Bienstock PLLC Files Suit for Restitution of Historic “Bird’s Head Haggadah”
By: Martin Bienstock
On prominent display at the Israel Museum in Jerusalem is an exhibit of a 14th century illuminated manuscript titled: “The Birds’ Head Haggadah.” The Haggadah depicts human bodies with birds’ heads as they engage in Passover-related themes, from baking matzos and drinking wine, to a reenactment of Moses splitting the Reed Sea. A small plaque nearby advises visitors that:
The Haggadah was in the possession of Ludwig and Johanna Marum, Karlsruhe, Germany until the Nazi epoch.
Visitors are not informed, however, that the Haggadah was stolen from the Marum family in 1934, shortly after Dr. Ludwig Marum had been interned and then murdered in a Nazi concentration camp. They also are not informed that the Museum purchased the Haggadah for $600 in a backroom deal without obtaining any proof of ownership, from an impoverished high school teacher whose claim to lawful possession fell apart upon the lightest questioning. They are not informed that rather than search for the lawful owners, the Museum had removed and destroyed the flyleaf showing that the Haggadah had been in possession of the family for more than 75 years, or that the Museum had for years unlawfully refused to acknowledge the legitimate ownership claims issued by Dr. Marum’s daughter Elisabeth from her New York residence.

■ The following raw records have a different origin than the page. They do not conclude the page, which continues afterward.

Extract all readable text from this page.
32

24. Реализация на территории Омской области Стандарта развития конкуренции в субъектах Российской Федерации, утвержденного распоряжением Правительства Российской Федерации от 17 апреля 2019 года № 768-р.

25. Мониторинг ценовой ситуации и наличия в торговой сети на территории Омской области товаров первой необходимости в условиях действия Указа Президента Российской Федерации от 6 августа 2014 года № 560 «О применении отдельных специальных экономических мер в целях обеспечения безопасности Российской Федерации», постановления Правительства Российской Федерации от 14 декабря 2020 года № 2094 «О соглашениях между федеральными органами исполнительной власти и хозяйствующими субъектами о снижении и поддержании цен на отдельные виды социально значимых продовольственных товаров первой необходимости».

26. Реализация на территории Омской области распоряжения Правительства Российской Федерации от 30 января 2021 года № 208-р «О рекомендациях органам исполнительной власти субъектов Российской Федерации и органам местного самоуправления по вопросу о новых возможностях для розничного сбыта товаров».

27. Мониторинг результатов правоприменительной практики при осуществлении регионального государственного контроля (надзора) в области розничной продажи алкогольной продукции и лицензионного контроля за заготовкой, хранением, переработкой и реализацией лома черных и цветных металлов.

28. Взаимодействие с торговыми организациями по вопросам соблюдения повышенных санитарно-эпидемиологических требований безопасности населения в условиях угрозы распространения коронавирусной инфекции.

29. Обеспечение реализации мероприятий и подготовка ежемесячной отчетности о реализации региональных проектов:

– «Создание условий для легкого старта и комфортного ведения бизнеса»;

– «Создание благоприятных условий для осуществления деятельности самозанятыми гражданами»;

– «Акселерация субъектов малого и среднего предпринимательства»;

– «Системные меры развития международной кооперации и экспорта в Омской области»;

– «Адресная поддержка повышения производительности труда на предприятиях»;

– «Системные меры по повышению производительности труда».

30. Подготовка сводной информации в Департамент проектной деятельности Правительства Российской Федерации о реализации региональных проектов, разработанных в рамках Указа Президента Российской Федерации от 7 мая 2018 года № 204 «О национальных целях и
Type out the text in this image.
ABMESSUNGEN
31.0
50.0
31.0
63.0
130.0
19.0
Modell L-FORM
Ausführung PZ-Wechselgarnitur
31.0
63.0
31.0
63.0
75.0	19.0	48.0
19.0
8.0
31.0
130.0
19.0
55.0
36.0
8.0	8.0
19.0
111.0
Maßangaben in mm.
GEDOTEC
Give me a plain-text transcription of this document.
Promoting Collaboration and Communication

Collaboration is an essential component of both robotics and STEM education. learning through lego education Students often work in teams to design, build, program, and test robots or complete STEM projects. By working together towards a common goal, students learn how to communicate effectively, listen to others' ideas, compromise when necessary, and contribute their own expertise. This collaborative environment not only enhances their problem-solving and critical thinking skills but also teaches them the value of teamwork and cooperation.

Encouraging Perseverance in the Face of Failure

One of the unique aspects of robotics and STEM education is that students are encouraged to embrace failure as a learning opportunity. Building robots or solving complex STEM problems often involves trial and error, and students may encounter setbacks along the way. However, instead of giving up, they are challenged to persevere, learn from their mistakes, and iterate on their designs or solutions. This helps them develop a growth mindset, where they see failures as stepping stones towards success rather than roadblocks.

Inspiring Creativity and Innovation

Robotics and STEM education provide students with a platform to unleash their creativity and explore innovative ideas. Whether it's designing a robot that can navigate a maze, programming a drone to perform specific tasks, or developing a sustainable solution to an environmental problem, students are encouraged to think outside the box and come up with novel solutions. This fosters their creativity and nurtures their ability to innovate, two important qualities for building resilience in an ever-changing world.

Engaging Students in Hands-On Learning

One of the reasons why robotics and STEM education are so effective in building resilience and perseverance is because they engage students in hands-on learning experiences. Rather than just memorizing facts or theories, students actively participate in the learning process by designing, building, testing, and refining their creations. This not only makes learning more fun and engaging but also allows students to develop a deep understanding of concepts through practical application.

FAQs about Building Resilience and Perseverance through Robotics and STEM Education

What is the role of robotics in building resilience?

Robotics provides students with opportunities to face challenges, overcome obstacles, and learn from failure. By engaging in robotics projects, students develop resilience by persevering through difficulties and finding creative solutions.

The Museum has repeatedly asserted that the Haggadah really “belonged to the Jewish People.” But the Haggadah, in fact, was private property that was and is still owned by the Marum family.
The Haggadah had been a family heirloom of Dr. Marum’s in-laws, who had presented it to Dr. Marum as a wedding gift. It was displayed proudly in his law offices as he became a successful lawyer and parliamentarian, and an outspoken advocate for human and civil rights.
Dr. Marum was the last openly identified Jewish member of the Reichstag (the German parliament), a leader of the Social Democratic Party, and an outspoken nemesis of the Nazis. When the Nazis took power, he was one of their first targets. The Nazis not only murdered Dr. Marum, but, over time, also all-but-destroyed the family that Dr. Marum and his wife had built. Their daughter Elisabeth escaped and moved to New York. Their daughter Eva Brigitte was murdered by the Nazis in the Sobibor death camp. Her orphaned son was taken into the care of a Jewish couple, Holocaust survivors as he was, who brought him to the State of Israel and gave him a new identity as Eli Barzilai. The Marum’s son Hans Karl, after escaping Europe during the war, moved to East Germany and ended up under the watch of the infamous Stasi police.
In the aftermath of the Holocaust, the surviving Marum children and grandchildren, like so many others, did what they could to move on from the horror and create new lives for themselves. Then, in the late 20th century, a new chapter in the history of the Marum family began to unfold. Elisabeth became determined to spend the remainder of her life reviving her father’s memory and legacy. As a result of her efforts, a school was established in Karlsruhe bearing Dr. Marum’s name; the city erected a memorial to him, and two awards are given out annually in his name. His name is now familiar throughout the city of Karlsruhe.
Gradually, too, through Elisabeth’s efforts, the dispersed Marum family discovered its own kinship. When Elisabeth died in 1998, the four surviving grandchildren of Dr. Marum came together for the first time in honor of her funeral. They visited the site at which Dr. Marum had been murdered and the street which now bore his name. They acknowledged each other as family. Sixty years after his murder, the Marum family became re-united.
At the same time, the world increasingly was recognizing that property that had been stolen from families such as the Marums should be restituted to them to the greatest feasible extent. Dozens of countries, including the United States, Germany and Israel, adopted the 1998 Washington Conference Statement of Principles, and the 2009 Terezin Declaration. In 2016, Congress passed the Holocaust Expropriated Art Act (the “HEAR Act”), which suspended time-based legal defenses to claims for art lost because of Nazi persecution due to the unique and horrific circumstances of World War II.
Mr. Barzilai, who for years had declined even to acknowledge his Marum family roots, now was determined to assert his identity not only as a proud Israeli but also as a proud scion of the Marum family. He demanded that the Museum acknowledge the Marum family’s ownership of the Haggadah, even as he expressed the wish that the Haggadah remain on display at the Israel Museum.
Offered one final opportunity to make things right, the Museum declined. Accordingly, the surviving members have filed suit in New York Supreme Court for restitution of the Bird’s Head Haggadah and other relief.
Martin Bienstock, an attorney for Plaintiffs, said: “This case reflects the Marum family’s heroic efforts to survive and persevere as a family, and to honor the memory of the martyred German Jewish leader Dr. Ludwig Marum. The Birds’ Head Haggadah is a precious family heirloom that must be restituted to the family in his name.”